The MAGPI Survey -- science goals, design, observing strategy, early results and theoretical framework
C. Foster, J. T. Mendel, C. D. P. Lagos, E. Wisnioski, T. Yuan, F., D'Eugenio, T. M. Barone, K. E. Harborne, S. P. Vaughan, F. Schulze, R.-S., Remus, A. Gupta, F. Collacchioni, D. J. Khim, P. Taylor, R. Bassett, S. M., Croom, R. M. McDermid, A. Poci, A. J. Battisti

TL;DR
MAGPI is a large ESO/VLT survey using adaptive optics integral field spectroscopy to study galaxy evolution at 0.25<z<0.35, providing detailed kinematic and chemical data to test and improve galaxy formation models.
Contribution
This paper introduces the MAGPI survey's design, goals, and early results, highlighting its role in constraining galaxy evolution theories through high-resolution observations.
Findings
Discrepancies between simulations and observed galaxy properties at z~0.3.
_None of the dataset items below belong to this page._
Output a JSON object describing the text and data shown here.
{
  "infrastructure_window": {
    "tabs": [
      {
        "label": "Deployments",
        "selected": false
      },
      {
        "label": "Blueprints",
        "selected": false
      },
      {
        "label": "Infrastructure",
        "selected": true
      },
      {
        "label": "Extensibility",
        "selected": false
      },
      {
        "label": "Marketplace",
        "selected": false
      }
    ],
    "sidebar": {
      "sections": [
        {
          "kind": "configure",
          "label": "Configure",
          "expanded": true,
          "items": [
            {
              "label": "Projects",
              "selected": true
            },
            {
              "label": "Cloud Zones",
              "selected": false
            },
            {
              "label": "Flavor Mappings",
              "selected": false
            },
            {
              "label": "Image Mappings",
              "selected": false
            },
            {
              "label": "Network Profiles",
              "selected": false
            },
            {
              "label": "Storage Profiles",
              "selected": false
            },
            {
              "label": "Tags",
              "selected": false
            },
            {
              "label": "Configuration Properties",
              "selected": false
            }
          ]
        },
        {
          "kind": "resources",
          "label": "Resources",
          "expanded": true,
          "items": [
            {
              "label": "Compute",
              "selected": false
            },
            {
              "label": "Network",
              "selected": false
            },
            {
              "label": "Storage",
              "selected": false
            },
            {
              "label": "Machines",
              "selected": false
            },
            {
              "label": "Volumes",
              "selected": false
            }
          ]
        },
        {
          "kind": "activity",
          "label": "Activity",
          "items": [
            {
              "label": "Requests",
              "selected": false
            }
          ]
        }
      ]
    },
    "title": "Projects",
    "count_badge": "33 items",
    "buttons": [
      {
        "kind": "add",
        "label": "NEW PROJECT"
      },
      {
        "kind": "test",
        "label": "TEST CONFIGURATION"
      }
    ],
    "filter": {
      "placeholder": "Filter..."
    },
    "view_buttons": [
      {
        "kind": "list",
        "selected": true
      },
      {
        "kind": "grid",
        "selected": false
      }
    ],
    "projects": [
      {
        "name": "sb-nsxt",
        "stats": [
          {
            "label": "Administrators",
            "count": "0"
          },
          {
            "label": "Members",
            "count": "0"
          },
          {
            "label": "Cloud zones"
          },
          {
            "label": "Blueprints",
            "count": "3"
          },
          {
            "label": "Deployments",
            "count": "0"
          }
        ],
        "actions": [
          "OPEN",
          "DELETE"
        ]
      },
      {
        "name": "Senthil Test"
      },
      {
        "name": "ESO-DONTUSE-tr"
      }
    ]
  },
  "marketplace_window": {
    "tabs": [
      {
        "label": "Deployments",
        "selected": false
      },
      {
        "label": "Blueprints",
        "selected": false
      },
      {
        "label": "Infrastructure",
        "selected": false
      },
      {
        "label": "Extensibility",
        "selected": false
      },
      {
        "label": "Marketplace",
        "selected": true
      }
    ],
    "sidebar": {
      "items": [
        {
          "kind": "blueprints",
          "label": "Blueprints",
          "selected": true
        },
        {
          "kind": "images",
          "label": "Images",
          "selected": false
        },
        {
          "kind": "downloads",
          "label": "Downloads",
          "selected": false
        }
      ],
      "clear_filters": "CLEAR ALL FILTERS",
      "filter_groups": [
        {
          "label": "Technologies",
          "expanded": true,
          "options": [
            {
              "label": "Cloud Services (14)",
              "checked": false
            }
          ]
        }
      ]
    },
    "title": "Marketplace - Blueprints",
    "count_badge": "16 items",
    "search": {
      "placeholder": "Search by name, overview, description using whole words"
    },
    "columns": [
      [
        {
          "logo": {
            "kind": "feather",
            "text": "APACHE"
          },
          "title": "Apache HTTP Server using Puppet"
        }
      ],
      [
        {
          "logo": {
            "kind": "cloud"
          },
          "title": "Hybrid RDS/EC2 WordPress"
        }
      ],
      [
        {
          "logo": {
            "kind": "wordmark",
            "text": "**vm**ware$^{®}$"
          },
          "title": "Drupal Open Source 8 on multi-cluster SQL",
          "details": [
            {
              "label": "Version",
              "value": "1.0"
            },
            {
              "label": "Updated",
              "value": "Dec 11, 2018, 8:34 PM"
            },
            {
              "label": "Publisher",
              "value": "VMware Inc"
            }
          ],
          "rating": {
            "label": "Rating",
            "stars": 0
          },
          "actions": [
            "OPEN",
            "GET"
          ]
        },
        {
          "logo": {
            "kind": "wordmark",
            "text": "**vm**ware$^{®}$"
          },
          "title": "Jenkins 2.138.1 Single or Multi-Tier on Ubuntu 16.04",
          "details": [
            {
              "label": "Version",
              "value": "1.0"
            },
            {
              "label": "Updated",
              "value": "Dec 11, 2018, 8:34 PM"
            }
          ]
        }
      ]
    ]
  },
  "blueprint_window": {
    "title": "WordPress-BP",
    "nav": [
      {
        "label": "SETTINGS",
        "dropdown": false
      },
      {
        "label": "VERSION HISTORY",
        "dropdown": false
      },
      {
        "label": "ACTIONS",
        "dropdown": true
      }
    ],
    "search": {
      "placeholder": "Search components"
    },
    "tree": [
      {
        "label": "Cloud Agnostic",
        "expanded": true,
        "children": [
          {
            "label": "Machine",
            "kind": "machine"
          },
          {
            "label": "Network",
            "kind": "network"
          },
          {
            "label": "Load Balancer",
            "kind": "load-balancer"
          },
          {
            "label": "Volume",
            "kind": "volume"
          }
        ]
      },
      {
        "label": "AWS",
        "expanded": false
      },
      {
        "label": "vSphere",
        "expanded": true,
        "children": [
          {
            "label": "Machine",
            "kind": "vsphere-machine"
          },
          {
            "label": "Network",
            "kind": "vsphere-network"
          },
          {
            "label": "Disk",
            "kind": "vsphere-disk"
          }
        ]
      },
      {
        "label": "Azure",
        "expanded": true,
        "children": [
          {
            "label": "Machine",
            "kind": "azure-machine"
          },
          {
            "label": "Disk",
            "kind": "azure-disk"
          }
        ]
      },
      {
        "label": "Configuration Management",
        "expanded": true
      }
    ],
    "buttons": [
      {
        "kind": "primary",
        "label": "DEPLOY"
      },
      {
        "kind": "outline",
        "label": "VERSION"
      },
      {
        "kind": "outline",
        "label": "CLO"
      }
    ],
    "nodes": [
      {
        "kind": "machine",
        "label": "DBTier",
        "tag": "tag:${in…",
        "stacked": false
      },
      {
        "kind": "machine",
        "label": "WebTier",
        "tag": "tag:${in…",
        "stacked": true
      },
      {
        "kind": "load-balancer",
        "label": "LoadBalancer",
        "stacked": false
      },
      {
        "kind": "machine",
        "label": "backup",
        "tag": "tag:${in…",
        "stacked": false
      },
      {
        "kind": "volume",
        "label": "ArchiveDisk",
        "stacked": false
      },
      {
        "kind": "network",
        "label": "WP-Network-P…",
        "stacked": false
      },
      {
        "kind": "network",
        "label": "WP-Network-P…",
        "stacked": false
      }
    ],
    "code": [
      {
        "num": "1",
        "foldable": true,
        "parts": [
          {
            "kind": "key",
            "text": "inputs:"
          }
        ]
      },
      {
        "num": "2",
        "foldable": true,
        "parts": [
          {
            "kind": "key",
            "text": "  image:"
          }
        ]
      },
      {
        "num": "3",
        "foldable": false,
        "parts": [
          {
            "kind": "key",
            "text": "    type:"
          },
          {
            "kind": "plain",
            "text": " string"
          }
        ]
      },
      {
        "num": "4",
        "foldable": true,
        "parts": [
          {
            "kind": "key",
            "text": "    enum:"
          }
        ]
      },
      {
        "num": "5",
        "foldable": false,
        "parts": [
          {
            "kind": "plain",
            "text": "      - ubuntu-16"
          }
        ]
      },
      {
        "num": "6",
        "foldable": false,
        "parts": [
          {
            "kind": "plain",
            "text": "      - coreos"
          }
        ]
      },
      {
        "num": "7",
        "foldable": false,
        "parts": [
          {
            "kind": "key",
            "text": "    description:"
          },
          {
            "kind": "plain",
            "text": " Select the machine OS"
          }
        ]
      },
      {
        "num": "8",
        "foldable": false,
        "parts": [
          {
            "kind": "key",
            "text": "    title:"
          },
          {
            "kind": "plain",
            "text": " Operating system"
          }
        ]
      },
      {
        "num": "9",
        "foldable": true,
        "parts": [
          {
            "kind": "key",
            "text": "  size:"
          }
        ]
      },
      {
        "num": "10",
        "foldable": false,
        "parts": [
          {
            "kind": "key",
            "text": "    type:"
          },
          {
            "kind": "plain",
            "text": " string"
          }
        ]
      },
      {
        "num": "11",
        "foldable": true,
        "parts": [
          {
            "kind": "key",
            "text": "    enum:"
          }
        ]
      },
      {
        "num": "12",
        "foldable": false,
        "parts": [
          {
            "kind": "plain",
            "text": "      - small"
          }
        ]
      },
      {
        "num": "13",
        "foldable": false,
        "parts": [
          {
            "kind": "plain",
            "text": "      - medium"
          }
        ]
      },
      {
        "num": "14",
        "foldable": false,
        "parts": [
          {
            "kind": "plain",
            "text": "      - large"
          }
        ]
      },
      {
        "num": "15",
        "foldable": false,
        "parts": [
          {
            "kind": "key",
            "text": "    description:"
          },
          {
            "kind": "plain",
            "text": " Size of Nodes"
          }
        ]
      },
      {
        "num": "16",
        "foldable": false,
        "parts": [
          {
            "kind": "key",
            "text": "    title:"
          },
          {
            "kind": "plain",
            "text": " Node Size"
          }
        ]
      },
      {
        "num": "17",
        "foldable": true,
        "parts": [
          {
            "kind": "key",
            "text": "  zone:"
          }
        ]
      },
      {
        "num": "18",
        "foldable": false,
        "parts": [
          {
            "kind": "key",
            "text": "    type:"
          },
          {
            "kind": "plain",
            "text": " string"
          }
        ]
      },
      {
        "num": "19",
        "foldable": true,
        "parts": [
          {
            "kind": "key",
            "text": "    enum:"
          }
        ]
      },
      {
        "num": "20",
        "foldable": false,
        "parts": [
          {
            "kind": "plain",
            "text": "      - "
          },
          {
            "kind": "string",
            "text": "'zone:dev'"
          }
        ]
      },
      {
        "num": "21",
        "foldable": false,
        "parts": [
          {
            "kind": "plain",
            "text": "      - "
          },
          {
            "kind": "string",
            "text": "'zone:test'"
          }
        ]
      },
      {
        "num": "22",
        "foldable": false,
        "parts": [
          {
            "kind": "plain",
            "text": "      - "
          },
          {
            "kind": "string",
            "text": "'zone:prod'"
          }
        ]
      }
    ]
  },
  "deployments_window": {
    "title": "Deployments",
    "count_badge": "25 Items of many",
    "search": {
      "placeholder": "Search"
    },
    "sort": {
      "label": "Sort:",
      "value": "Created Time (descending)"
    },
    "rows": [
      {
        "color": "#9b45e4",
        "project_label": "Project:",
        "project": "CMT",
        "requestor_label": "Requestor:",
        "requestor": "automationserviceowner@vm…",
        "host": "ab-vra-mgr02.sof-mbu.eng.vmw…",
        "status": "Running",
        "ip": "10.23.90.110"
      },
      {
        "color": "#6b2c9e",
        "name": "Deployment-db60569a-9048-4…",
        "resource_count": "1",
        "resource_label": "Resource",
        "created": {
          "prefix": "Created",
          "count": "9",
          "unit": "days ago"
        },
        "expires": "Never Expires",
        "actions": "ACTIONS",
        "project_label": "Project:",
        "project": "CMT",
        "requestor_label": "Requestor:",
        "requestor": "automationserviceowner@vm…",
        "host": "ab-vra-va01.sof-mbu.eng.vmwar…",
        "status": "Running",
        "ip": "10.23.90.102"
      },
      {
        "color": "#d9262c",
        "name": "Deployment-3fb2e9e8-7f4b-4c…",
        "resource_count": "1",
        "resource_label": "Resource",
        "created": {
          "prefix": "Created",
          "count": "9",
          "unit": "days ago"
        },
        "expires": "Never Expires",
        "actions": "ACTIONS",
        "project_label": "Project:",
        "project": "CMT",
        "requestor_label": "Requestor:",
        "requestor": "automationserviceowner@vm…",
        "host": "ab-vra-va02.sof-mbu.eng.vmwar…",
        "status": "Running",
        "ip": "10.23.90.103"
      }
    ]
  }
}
MAGPI's data will improve understanding of galaxy transformation processes.
First look at MAGPI data demonstrates its potential for galaxy evolution studies.
Abstract
We present an overview of the Middle Ages Galaxy Properties with Integral Field Spectroscopy (MAGPI) survey, a Large Program on ESO/VLT. MAGPI is designed to study the physical drivers of galaxy transformation at a lookback time of 3-4 Gyr, during which the dynamical, morphological, and chemical properties of galaxies are predicted to evolve significantly. The survey uses new medium-deep adaptive optics aided MUSE observations of fields selected from the GAMA survey, providing a wealth of publicly available ancillary multi-wavelength data. With these data, MAGPI will map the kinematic and chemical properties of stars and ionised gas for a sample of 60 massive (> 7 x 10^10 M_Sun) central galaxies at 0.25 < z <0.35 in a representative range of environments (isolated, groups and clusters). The spatial resolution delivered by MUSE with Ground Layer Adaptive Optics (GLAO, 0.6-0.8 arcsec…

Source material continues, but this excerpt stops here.